Obviamente nem toda a gente é como descrevi (apesar de arriscar que todos os sindicatos o são) mas o ponto onde quero chegar é que não podemos querer ou amditir que um modelo social "sueco" altamente solidário e redistributivo funcione em Portugal como funciona noutros países. Porque as culturas muito simplesmente são diferentes.
Era a mesma coisa que agora a ASAE obrigar as pessoas a comer com pauzinhos. Há que adaptar a realidade das necessidades, que admito que as há, à realidade do país.
(Prometo que foi o último post de política de 2011 :p)
terça-feira, 6 de dezembro de 2011
Não custa pedir...
Primeira, agora toda a gente gosta muito de fado, ouve fado, sempre foi um fã de fado desde pequenino. Há fado no metro, há cartazes na rua. Daqui a 6 meses já ninguém se vai lembrar do fado.
Segunda, mal o fado é património imaterial da Humanidade espetam logo outra candidatura, a do cante alentejano (ah?!). Português é assim mesmo, dá-se a mão pede logo o braço. Vamos lá ter noção do ridículo.
PS: actualizei o interface do blogger...Nota-se algumas coisas diferentes mas nada de material acho eu...
quinta-feira, 1 de dezembro de 2011
Restaurantes com IVA a 23%
Já repararam o quanto hipócritas são os empresários portugueses do sector da restauração? Para tentar evitar a sua “desgraça” agitam com a bandeira dos despedimentos, com o aprofundar da já actual crise do sector e a última é a greve de “boas práticas” (se não é assim é parecido) afirmando que deixarão de se preocupar em cumprir as suas obrigações fiscais... Mas desde quando é que se preocuparam com isso?

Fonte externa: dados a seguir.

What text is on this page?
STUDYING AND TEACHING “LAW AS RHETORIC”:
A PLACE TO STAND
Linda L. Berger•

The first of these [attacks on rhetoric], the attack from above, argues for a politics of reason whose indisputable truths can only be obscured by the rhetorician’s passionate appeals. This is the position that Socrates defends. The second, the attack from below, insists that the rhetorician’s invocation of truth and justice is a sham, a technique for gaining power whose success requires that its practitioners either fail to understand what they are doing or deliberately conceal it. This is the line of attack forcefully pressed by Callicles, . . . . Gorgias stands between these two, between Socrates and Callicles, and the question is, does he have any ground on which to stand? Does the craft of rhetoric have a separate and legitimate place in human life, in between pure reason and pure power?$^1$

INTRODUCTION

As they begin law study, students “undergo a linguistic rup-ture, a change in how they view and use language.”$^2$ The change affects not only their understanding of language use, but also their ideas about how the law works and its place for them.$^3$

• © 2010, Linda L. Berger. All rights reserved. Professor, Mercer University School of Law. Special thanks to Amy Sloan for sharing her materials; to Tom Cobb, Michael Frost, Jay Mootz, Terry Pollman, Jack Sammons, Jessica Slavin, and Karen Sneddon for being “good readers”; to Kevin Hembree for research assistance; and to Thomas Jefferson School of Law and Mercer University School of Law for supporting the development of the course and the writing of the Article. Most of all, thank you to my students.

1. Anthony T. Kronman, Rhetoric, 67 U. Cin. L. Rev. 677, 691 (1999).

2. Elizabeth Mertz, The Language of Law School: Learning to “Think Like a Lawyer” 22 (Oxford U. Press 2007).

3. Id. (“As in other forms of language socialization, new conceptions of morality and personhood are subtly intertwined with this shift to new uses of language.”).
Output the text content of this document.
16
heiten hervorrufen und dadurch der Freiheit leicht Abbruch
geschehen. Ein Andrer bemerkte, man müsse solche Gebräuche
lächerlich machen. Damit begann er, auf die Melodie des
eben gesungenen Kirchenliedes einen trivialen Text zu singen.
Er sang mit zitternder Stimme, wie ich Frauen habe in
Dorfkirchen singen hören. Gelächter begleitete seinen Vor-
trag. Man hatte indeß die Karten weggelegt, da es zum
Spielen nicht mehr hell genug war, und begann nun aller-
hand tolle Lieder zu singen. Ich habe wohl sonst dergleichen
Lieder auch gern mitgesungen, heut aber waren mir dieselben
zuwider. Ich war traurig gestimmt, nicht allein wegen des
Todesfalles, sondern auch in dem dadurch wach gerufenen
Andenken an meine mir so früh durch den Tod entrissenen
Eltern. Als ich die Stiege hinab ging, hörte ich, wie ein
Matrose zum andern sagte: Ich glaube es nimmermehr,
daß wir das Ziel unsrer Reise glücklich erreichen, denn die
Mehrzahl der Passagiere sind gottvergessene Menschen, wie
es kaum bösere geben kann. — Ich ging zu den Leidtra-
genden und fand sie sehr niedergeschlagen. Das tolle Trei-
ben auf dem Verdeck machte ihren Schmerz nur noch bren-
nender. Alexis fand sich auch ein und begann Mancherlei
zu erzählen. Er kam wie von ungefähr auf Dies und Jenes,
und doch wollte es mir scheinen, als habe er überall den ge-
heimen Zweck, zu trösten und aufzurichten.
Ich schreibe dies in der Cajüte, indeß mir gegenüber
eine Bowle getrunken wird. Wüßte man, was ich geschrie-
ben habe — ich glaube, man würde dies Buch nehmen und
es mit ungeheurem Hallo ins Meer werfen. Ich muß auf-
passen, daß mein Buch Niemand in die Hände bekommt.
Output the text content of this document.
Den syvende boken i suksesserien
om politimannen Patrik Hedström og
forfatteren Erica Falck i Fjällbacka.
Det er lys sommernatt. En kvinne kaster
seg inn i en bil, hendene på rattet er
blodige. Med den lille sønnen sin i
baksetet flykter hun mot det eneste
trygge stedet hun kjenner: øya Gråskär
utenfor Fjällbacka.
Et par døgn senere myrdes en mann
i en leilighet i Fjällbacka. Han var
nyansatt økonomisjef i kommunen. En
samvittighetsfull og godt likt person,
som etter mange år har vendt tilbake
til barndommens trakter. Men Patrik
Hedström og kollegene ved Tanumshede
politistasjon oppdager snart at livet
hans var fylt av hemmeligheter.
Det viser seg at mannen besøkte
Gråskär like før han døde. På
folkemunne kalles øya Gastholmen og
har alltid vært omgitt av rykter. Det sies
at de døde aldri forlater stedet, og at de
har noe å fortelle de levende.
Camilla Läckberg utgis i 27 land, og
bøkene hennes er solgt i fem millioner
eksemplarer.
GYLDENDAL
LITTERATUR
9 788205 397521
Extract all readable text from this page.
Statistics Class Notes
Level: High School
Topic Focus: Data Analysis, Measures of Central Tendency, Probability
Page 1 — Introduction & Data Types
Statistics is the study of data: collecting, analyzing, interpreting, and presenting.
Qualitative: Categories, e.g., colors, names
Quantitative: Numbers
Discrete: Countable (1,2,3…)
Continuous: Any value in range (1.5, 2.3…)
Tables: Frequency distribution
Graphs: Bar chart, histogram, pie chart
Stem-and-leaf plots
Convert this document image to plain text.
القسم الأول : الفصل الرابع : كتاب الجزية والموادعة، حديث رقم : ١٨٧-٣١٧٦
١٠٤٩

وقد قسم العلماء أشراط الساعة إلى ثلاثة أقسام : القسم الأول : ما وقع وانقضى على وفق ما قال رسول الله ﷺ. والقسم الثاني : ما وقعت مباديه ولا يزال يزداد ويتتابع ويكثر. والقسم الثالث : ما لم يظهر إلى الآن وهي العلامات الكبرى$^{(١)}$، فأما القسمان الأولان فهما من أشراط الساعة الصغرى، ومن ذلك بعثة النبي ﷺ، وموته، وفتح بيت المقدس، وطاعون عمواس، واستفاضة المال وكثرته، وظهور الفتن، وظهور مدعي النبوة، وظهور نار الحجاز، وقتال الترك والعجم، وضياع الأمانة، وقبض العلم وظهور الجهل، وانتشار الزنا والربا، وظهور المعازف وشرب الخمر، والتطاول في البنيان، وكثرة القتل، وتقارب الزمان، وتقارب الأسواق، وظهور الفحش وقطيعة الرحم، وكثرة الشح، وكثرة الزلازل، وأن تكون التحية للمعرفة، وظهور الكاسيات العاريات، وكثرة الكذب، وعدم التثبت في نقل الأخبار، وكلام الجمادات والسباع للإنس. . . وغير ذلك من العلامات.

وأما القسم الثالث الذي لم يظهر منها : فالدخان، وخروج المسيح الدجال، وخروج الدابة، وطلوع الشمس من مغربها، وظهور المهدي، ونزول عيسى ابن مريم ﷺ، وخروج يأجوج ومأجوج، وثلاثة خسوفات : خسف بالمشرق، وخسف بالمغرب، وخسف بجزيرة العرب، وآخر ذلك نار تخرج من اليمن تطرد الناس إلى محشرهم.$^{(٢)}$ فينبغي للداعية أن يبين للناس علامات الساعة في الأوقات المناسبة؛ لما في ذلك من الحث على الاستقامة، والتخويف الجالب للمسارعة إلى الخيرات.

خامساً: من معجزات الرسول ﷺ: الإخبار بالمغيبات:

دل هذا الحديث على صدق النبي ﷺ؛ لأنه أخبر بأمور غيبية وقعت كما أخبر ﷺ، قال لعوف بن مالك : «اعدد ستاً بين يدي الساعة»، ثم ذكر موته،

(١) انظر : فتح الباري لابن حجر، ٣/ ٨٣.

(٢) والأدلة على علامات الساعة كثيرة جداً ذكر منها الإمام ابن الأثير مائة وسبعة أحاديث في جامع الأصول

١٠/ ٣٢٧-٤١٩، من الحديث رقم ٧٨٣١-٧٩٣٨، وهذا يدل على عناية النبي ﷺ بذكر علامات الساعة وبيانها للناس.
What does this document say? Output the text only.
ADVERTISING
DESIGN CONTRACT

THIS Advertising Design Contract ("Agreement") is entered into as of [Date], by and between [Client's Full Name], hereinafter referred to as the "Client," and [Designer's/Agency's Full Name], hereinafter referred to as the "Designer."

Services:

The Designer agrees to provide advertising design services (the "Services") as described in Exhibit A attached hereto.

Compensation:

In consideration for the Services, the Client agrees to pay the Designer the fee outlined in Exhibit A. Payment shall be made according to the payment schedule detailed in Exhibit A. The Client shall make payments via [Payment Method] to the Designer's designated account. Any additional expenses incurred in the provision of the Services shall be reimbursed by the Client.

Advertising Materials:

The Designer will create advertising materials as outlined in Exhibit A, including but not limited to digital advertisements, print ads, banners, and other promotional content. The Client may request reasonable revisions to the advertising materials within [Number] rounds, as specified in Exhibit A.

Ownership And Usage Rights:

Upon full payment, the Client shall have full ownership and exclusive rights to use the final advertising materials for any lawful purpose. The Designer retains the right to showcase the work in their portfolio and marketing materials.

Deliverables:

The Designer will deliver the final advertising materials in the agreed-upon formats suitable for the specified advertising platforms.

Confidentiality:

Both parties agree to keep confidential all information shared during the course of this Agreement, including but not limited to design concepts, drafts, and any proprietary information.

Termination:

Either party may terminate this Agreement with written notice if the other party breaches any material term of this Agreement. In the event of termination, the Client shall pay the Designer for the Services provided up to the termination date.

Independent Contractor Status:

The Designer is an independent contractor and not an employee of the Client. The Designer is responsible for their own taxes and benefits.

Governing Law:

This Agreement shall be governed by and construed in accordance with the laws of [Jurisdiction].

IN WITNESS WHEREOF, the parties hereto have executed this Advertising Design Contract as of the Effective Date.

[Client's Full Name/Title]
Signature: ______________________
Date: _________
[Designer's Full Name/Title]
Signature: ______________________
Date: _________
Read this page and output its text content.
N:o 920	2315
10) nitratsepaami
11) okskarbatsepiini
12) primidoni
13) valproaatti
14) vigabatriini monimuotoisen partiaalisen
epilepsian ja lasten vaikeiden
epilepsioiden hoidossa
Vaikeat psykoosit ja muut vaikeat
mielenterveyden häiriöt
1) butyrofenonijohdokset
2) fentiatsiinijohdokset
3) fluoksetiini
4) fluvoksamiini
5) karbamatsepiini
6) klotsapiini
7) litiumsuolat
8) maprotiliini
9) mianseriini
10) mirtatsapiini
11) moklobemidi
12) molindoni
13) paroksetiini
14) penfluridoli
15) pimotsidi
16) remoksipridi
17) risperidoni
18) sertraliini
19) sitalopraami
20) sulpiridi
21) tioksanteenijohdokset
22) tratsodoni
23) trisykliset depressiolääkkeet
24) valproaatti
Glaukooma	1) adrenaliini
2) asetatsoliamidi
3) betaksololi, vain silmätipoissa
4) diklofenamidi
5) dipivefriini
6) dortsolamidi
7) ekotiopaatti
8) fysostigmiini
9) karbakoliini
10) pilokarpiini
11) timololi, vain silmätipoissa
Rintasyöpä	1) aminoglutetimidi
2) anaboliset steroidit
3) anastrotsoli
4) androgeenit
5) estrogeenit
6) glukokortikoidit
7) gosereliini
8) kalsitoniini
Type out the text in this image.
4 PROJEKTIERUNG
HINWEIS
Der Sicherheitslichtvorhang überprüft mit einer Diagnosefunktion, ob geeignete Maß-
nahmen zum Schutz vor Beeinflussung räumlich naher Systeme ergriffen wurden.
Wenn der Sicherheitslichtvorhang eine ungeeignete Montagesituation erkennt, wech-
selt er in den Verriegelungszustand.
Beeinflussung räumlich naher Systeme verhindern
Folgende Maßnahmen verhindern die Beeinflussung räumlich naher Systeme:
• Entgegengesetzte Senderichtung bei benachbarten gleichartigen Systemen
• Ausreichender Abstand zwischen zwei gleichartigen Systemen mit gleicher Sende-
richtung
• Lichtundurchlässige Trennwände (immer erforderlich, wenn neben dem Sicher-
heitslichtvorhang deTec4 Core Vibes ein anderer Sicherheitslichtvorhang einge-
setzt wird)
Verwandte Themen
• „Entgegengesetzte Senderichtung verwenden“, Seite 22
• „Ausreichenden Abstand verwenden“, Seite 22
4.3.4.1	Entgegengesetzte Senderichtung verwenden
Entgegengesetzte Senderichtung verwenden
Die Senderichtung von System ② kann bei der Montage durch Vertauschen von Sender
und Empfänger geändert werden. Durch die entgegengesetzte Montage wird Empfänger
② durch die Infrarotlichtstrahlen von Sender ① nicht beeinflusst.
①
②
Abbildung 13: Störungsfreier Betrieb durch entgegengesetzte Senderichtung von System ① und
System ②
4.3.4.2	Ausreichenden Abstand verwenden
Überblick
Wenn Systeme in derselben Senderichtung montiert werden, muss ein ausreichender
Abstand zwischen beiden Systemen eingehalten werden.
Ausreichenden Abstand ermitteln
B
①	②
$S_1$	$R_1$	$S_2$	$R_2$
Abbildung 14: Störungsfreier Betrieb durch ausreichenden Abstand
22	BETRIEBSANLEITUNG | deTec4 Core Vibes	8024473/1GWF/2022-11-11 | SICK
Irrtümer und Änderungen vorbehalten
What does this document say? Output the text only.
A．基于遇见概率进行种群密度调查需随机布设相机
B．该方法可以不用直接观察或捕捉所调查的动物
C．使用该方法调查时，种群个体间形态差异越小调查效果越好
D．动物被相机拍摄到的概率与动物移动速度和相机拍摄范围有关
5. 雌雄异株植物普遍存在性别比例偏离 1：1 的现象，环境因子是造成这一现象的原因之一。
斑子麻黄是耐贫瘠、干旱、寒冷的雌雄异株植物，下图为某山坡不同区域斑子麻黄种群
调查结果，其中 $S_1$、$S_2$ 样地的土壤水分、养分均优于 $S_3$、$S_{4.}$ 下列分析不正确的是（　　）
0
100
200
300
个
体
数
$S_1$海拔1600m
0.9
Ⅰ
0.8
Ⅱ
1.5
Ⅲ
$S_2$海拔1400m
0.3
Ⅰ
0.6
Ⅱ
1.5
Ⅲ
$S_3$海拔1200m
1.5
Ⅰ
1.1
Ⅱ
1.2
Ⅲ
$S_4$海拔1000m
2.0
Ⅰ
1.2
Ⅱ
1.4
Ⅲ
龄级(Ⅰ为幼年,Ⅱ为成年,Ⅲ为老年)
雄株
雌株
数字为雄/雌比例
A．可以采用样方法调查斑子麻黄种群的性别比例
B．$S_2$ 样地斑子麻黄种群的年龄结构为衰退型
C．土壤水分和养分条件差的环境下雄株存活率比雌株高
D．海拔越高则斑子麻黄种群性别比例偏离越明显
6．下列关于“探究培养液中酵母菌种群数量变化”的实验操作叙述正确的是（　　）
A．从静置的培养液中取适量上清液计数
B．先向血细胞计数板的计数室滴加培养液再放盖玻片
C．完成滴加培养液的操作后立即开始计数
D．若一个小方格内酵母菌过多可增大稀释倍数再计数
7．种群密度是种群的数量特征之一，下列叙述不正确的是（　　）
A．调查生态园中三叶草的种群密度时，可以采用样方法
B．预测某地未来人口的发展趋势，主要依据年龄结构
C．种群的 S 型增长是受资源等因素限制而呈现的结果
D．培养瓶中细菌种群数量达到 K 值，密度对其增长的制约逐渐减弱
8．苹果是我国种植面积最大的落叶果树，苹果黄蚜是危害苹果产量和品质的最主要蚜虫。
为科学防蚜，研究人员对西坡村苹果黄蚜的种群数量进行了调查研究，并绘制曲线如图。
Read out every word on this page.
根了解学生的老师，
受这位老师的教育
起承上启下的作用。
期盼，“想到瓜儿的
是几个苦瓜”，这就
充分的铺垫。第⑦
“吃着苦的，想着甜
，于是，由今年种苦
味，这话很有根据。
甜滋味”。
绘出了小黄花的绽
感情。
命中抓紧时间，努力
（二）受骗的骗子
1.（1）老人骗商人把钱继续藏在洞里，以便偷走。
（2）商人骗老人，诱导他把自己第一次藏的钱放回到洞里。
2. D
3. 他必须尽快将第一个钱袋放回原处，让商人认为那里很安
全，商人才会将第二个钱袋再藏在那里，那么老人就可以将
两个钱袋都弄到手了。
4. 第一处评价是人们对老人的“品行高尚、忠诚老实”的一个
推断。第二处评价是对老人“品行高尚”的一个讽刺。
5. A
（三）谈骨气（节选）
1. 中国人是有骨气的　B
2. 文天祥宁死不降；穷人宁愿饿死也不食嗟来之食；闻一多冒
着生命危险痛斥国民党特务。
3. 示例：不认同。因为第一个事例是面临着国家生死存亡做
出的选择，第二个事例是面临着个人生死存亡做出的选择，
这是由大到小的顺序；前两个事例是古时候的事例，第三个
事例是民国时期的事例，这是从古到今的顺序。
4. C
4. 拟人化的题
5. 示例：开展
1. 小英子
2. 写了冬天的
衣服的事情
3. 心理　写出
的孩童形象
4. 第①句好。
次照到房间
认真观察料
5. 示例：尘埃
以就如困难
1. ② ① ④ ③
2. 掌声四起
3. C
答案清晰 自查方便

Não quero dizer que devemos pensar, já que fogem aos impostos vamos aumentar-lhes as taxas, mas todos sabemos que a restauração foge escandalosamente aos impostos (e a culpa, em parte, é nossa que não pedimos factura do café, falo a sério!) quer o IVA seja a 13% ou 23%.
E já agora um cálculo simples: o meu almoço de “trabalho” custa-me 4,5€, vai passar a custar 4,9€, dá uma despesa adicional de 8,8€/mês, não é dramático. Um jantar ao fim-de-semana custa-me 15€, passará a 16,33€... Descansem senhores empresários da restauração, também vou continuar a jantar fora, eu e todos os portugueses que já antes o faziam!
By the way: na quarta fomos ao Cafeína Wine and Tapas... Ui, ui, que bom! A comida impecável, e o ambiente melhor: apesar dos 10Cº, comemos na esplanada ao lado do aquecedor a gás. Morcela com maçã cozida, folhado de alheira com compota picante e porco preto com migas de tomate. Recomendo, é top!